Josh is founder and editor at SolidSmack.com, founder at Aimsift Inc., and co-founder of EvD Media. He is involved in engineering, design, visualization, the technology making it happen, and the content developed around it. He is a SolidWorks Certified Professional and excels at falling awkwardly.

7 Comments

  1. the perfect balance of high precision (height gages, mics and calipers) and eyeballing and marking with a sharpie. And with such a great film and an obviously magnificent craftsman, you don’t really want to bring up the debate of automated machining versus craftsmanship. But obviously, I will. 🙂

    So let’s start the argument here. Does the term “handcrafted” imply better because it’s a trained craftsperson that created it or does it imply something that is prone to human error versus the highly repeatable nature of modern manufacturing tools?

    I happen to think my road bike, with its “swiss precision” rides with just as much character as my hand laid carbon frame.

    • Oooo, you’re starting somethin’ here Paul. Would really like to make this questions a whole other post.

      I don’t think ‘handcrafted’ implies better so much. But I do think it implies care and thought. The quality depends on the design, engineering, manufacturing process, tools and operators either way.

      Experience on both fronts is also hugely important, but experience is what truly brings the air of perfection to handcrafted products.

    • Definitely a fascinating topic. What I’d be really interested to know is how long each frame takes from start to finish. At $1700 for the cheapest one, I can’t see how with all that tooling, material costs, etc., he’s able to turn a decent profit. To me craftsmanship =time, and as with most things, a lot of people don’t appreciate how much time and effort it takes to produce the products we buy/consme these days. Any idea Josh?

    • Kevin De Smet Reply

      I think it depends on the product, a bike well maybe a little but not so much. I’m a firm believer that shoes are an example of a product you just can’t mass produce, everyone’s feet are to unique and I for one haven’t worn one shoe ever that really fit “just right” and well, it bugs the hell outta me and I’m not even a woman! :p

    • Let me ask you something:

      ¿Do you think that sharpie marker could win against a CNC machine program?…
      Moreover, imagine you got an entire manufacturing cell for this product!!

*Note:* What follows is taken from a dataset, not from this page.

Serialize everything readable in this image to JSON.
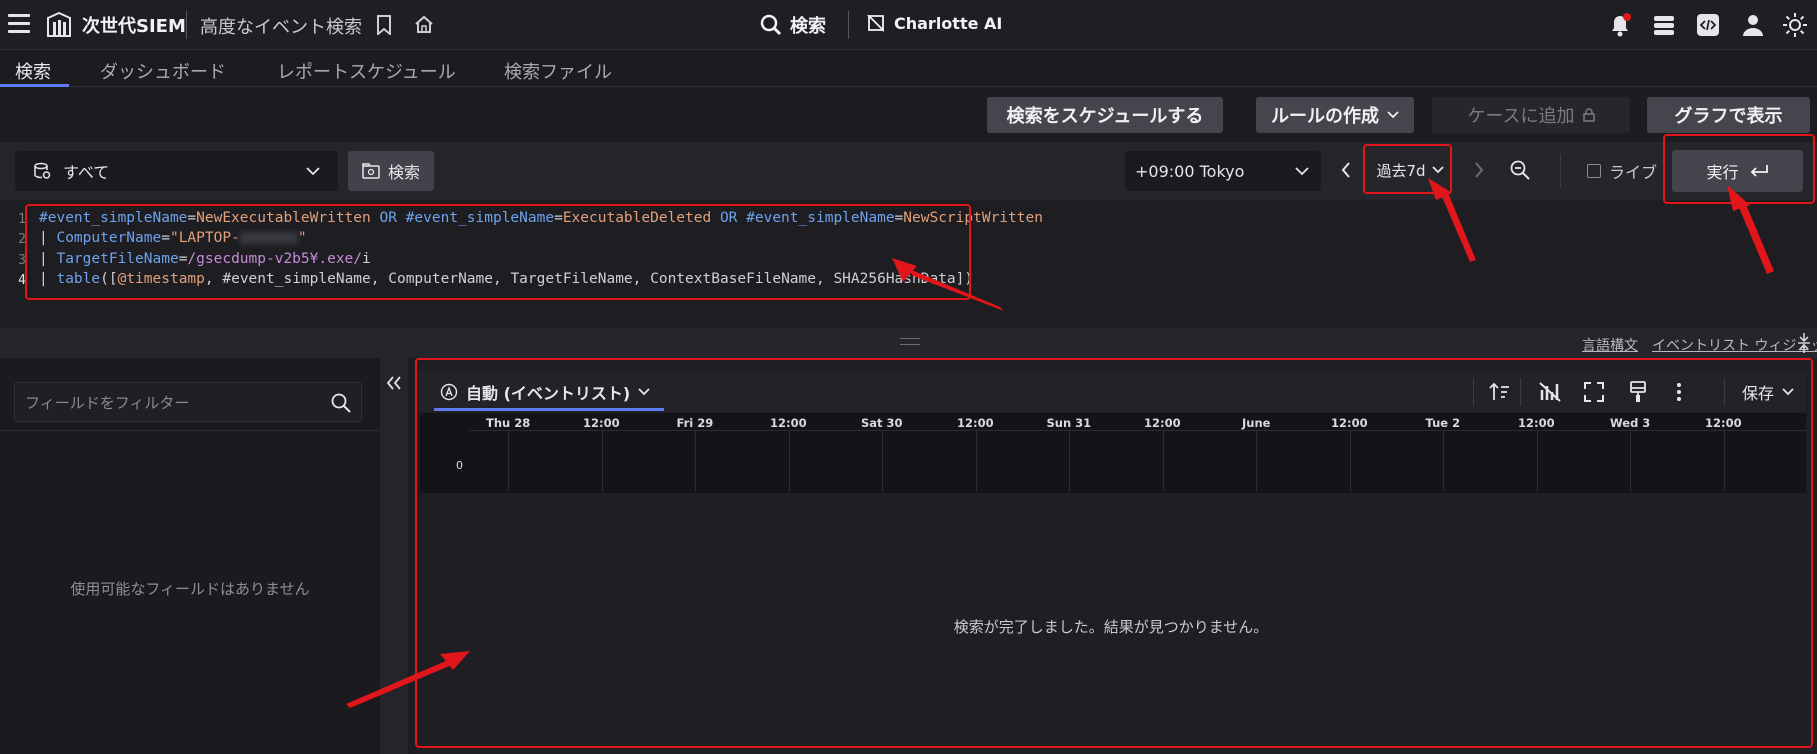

      As an Engineer, I have no doubts about how machines win this argument, because I prefer the accuracy of design and manufacturing supported by computers than just a well goodie hand-work. In this new world we cannot accept errors in products like this. Making a bike is more than paste metal and give it to good appearance, in this case, we’re talking about security too.

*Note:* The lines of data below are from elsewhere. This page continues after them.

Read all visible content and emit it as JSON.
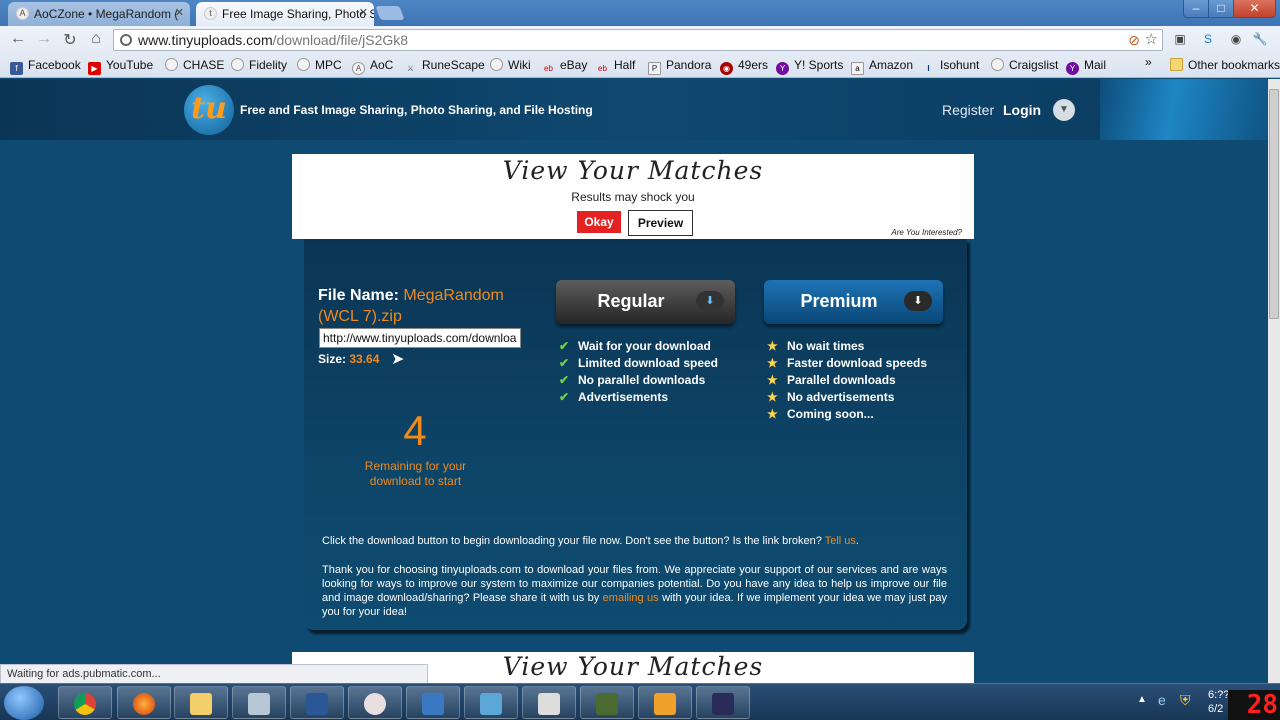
{
  "browser": {
    "tabs": [
      {
        "title": "AoCZone • MegaRandom (",
        "active": false
      },
      {
        "title": "Free Image Sharing, Photo S",
        "active": true
      }
    ],
    "url_host": "www.tinyuploads.com",
    "url_path": "/download/file/jS2Gk8",
    "bookmarks": [
      "Facebook",
      "YouTube",
      "CHASE",
      "Fidelity",
      "MPC",
      "AoC",
      "RuneScape",
      "Wiki",
      "eBay",
      "Half",
      "Pandora",
      "49ers",
      "Y! Sports",
      "Amazon",
      "Isohunt",
      "Craigslist",
      "Mail"
    ],
    "other_bookmarks": "Other bookmarks",
    "status": "Waiting for ads.pubmatic.com..."
  },
  "site": {
    "logo": "tu",
    "tagline": "Free and Fast Image Sharing, Photo Sharing, and File Hosting",
    "register": "Register",
    "login": "Login"
  },
  "ad": {
    "title": "View Your Matches",
    "subtitle": "Results may shock you",
    "okay": "Okay",
    "preview": "Preview",
    "interest": "Are You Interested?"
  },
  "file": {
    "name_label": "File Name:",
    "name": "MegaRandom (WCL 7).zip",
    "url": "http://www.tinyuploads.com/download/file/jS2Gk8",
    "size_label": "Size:",
    "size": "33.64"
  },
  "countdown": {
    "value": "4",
    "caption": "Remaining for your download to start"
  },
  "plans": {
    "regular": {
      "label": "Regular",
      "features": [
        "Wait for your download",
        "Limited download speed",
        "No parallel downloads",
        "Advertisements"
      ]
    },
    "premium": {
      "label": "Premium",
      "features": [
        "No wait times",
        "Faster download speeds",
        "Parallel downloads",
        "No advertisements",
        "Coming soon..."
      ]
    }
  },
  "help": {
    "text": "Click the download button to begin downloading your file now. Don't see the button? Is the link broken?",
    "link": "Tell us",
    "end": "."
  },
  "thanks": {
    "part1": "Thank you for choosing tinyuploads.com to download your files from. We appreciate your support of our services and are ways looking for ways to improve our system to maximize our companies potential. Do you have any idea to help us improve our file and image download/sharing? Please share it with us by",
    "link": "emailing us",
    "part2": "with your idea. If we implement your idea we may just pay you for your idea!"
  },
  "taskbar": {
    "clock_time": "6:??",
    "clock_date": "6/2",
    "counter": "28"
  },
  "colors": {
    "accent_orange": "#f08a1c",
    "panel_blue": "#0d4568",
    "ad_red": "#e42222"
  }
}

      This is a new era, we should appreciate what the art of manufacturing means; Real Enginnering and physics applied in CAD, CAE and CAM systems, developed by engineers.

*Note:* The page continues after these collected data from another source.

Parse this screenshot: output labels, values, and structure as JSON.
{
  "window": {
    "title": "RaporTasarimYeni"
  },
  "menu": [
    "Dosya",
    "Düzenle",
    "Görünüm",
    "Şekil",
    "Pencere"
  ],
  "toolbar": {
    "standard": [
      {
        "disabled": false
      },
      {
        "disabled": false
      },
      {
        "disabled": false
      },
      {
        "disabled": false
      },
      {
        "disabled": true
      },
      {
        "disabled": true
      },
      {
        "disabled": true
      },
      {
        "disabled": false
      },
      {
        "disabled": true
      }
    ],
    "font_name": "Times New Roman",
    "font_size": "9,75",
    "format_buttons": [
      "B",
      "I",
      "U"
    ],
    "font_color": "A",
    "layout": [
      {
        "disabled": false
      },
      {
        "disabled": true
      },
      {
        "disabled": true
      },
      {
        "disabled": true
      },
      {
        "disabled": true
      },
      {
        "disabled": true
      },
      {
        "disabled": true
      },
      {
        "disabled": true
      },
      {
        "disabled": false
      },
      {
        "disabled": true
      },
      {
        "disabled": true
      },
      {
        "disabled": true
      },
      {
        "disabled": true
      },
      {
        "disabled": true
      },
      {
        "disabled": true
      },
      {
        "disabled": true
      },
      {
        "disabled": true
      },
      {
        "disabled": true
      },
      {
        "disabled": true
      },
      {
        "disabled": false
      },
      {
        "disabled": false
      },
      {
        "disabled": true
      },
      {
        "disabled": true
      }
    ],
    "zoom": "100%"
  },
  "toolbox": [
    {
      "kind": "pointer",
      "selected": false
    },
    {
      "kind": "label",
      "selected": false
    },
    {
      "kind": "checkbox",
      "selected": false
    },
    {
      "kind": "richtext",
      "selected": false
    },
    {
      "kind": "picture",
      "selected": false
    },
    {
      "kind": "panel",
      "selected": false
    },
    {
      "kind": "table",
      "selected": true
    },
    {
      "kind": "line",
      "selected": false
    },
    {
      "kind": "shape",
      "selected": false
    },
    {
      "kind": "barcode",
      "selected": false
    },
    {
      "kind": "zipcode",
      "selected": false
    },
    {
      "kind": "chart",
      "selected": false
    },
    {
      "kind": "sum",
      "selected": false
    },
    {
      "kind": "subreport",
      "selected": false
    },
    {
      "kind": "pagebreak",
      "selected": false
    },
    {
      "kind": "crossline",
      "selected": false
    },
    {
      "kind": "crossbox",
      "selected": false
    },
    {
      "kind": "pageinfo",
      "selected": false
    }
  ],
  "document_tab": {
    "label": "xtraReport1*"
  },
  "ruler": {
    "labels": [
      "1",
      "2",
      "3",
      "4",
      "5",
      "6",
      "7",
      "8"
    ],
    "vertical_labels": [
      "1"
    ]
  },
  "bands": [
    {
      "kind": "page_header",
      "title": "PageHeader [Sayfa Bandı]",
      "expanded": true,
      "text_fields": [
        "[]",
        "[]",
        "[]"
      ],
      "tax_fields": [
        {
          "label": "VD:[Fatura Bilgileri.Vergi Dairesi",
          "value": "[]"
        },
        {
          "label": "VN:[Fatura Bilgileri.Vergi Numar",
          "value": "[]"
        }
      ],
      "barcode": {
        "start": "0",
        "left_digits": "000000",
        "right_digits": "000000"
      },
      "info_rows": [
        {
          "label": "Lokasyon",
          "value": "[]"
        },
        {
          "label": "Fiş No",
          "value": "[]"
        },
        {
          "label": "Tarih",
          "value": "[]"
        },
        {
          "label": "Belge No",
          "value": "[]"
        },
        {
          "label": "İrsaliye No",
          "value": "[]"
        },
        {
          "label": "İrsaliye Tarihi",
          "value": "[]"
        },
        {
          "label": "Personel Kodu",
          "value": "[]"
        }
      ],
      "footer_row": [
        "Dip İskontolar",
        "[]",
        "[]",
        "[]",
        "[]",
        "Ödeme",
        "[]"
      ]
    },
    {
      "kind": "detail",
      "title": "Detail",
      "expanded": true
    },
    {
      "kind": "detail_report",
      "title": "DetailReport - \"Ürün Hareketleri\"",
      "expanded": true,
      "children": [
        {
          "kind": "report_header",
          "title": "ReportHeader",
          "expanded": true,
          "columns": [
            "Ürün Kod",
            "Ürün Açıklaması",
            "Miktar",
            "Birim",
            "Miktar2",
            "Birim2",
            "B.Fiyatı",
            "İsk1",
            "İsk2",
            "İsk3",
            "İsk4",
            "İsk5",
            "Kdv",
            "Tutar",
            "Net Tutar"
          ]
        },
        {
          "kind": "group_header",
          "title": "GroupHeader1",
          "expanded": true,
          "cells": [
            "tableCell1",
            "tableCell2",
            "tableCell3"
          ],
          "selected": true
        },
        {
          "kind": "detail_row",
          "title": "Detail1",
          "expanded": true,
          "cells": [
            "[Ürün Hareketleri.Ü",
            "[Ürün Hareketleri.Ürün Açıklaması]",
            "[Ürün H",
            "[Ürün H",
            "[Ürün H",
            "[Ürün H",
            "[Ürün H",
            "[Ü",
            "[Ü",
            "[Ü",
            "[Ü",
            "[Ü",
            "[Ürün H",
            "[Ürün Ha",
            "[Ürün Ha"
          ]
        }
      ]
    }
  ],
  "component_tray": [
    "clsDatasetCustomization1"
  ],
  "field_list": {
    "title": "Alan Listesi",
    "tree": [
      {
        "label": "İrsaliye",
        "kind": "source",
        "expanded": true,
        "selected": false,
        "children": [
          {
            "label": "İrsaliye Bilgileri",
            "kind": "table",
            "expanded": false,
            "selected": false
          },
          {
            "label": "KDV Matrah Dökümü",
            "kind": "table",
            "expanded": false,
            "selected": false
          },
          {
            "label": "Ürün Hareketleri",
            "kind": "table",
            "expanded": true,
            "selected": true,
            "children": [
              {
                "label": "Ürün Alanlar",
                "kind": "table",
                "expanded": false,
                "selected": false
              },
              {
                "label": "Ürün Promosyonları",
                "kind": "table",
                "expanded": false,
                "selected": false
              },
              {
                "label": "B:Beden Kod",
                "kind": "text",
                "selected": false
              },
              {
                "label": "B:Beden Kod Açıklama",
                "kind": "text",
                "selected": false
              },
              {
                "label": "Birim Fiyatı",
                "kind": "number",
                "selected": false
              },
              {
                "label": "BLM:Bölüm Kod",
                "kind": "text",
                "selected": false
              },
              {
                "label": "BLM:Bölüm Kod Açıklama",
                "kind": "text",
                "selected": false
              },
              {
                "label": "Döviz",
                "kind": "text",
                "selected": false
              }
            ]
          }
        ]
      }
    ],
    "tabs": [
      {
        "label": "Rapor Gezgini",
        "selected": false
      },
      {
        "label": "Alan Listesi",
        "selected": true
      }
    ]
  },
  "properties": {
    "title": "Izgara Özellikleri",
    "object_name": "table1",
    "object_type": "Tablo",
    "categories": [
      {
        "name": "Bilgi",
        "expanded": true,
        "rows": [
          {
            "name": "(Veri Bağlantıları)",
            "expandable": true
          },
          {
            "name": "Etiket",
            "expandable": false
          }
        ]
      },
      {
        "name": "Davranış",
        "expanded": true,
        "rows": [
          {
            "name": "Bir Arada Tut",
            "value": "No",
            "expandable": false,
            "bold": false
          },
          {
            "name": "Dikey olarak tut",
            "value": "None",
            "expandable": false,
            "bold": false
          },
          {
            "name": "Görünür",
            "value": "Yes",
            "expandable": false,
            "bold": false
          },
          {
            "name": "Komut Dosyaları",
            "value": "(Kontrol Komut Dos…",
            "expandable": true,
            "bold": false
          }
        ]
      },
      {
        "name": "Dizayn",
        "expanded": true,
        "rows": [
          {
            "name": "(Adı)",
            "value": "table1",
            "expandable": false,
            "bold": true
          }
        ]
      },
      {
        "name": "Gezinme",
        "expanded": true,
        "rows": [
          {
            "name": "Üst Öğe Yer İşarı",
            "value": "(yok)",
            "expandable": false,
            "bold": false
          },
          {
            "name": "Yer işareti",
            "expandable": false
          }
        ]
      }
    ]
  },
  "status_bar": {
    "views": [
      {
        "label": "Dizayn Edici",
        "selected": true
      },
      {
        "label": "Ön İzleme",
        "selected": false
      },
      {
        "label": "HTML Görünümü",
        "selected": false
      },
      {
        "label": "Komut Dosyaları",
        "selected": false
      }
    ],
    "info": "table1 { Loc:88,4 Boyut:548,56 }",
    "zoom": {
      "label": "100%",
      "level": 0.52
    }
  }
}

      The answer is simple; Think the idea, CAD it, apply engineering and feed the machines.

      • The machines still have to operated by people, and indeed programmed by them. For instance, cutting tools wear.
        With machines, you still need to know that it has performed its task within tolerance- otherwise you have a Rubbish In Rubbish out situation.
        I am not saying that a handcrafted process is necessarily better, but different. Although the man’s sharpie might not mark the tubes to within thousandths of an inch like a CNC machine, we know that he will not start the next stage of construction until he is sure that the current one is absolutely spot-on.
        You make some good points, but we are not quite ready for the machines to be blindy fed without supervision. Well, okay, we might be, but it still requires thoughtfulness on the part of the engineer.

        • When you said ‘the machines to be blindly fed’ I got a bit of a shiver… too much news in the past about machines feeding on people.

          Another thought… how do you make things when you don’t have machines? There’s something pure about being able to do something by hand. I know I’d love to have some of those skills when the economy collapses and we have to rely on ourselves to make a custom steel bike frame.